Another clearly meaningful aspect of Doug was his long term friendship with his fellow University pals, who still after all these years got together regularly for lunch, sometimes at the home or on trips out. On other occasions they would spend time in Doug’s room.
Doug was always smartly dressed and was said to have had more clothes than his wife! He loved to go to a local outfitter’s and buy clothes, again he was greeted with great warmth and the staff knew his taste and style in clothing. Having spent some money, Doug always liked to replenish his cash flow so a trip to the bank to top up would follow. It wasn’t enough to know his son’s would take care of this, Doug was used to being his own man and needed to continue being in charge of his own affairs.
This was demonstrated by a need for Doug to send and receive Christmas cards to family and friends. He would have a steady stream of post and always wanted to respond, as he had done for years before however, this was becoming more difficult for Doug with poor sight and advancing dementia. We enabled Doug to fulfil this task by working with his family to achieve a positive and dignified solution.

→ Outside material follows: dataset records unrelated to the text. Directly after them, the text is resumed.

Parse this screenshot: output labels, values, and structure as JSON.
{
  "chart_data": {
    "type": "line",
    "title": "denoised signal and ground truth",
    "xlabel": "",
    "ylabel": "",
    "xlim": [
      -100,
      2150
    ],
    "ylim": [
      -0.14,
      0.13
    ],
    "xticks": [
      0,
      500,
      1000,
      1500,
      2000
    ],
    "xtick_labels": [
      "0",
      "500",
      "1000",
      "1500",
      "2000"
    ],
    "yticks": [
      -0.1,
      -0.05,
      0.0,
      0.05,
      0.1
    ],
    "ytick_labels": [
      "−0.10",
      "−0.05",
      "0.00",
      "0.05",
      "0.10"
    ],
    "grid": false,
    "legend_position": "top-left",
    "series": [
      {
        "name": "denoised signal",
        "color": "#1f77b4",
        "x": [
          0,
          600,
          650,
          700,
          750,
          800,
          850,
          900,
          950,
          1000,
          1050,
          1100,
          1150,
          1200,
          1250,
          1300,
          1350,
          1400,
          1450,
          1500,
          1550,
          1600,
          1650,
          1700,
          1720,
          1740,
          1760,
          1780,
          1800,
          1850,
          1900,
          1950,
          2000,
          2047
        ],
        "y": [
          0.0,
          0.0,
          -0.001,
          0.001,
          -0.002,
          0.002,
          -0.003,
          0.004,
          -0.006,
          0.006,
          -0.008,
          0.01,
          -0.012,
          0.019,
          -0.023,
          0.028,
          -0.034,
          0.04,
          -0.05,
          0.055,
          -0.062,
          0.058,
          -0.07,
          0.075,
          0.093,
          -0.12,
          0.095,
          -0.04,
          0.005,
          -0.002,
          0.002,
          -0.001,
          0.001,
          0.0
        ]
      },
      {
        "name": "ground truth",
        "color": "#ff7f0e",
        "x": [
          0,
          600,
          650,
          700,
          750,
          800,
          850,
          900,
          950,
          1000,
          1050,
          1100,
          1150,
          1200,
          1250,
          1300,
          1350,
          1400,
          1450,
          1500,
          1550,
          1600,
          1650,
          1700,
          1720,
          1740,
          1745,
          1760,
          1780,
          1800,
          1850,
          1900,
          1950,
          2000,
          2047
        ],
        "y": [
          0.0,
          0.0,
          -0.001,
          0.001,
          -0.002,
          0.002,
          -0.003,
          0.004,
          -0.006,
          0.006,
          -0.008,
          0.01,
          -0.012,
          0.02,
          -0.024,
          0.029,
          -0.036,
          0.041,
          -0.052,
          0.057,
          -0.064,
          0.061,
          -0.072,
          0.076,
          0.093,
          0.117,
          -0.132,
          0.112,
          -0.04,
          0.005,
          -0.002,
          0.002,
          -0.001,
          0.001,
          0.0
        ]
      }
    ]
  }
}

Not long before Doug’s condition deteriorated he came along to the local Hydro Pool. Doug was nervous about how he might cope but it was clear he was driven to achieve this, so measures were set in place to enable Doug to return to the water. Doug had loved watersports and often spoke of his enjoyment of this over the years. As Doug progressed in his sessions his confidence returned and he clearly enjoyed the experience of being in the water again. His face was a picture to see as Doug recalled his swimming days! All became clear when his son revealed “ oh yes, didn’t Dad tell you he was a very active member of the local life saving and swimming club for years!” All became clear – that’s what Doug was expressing to us with a charming knowing smile!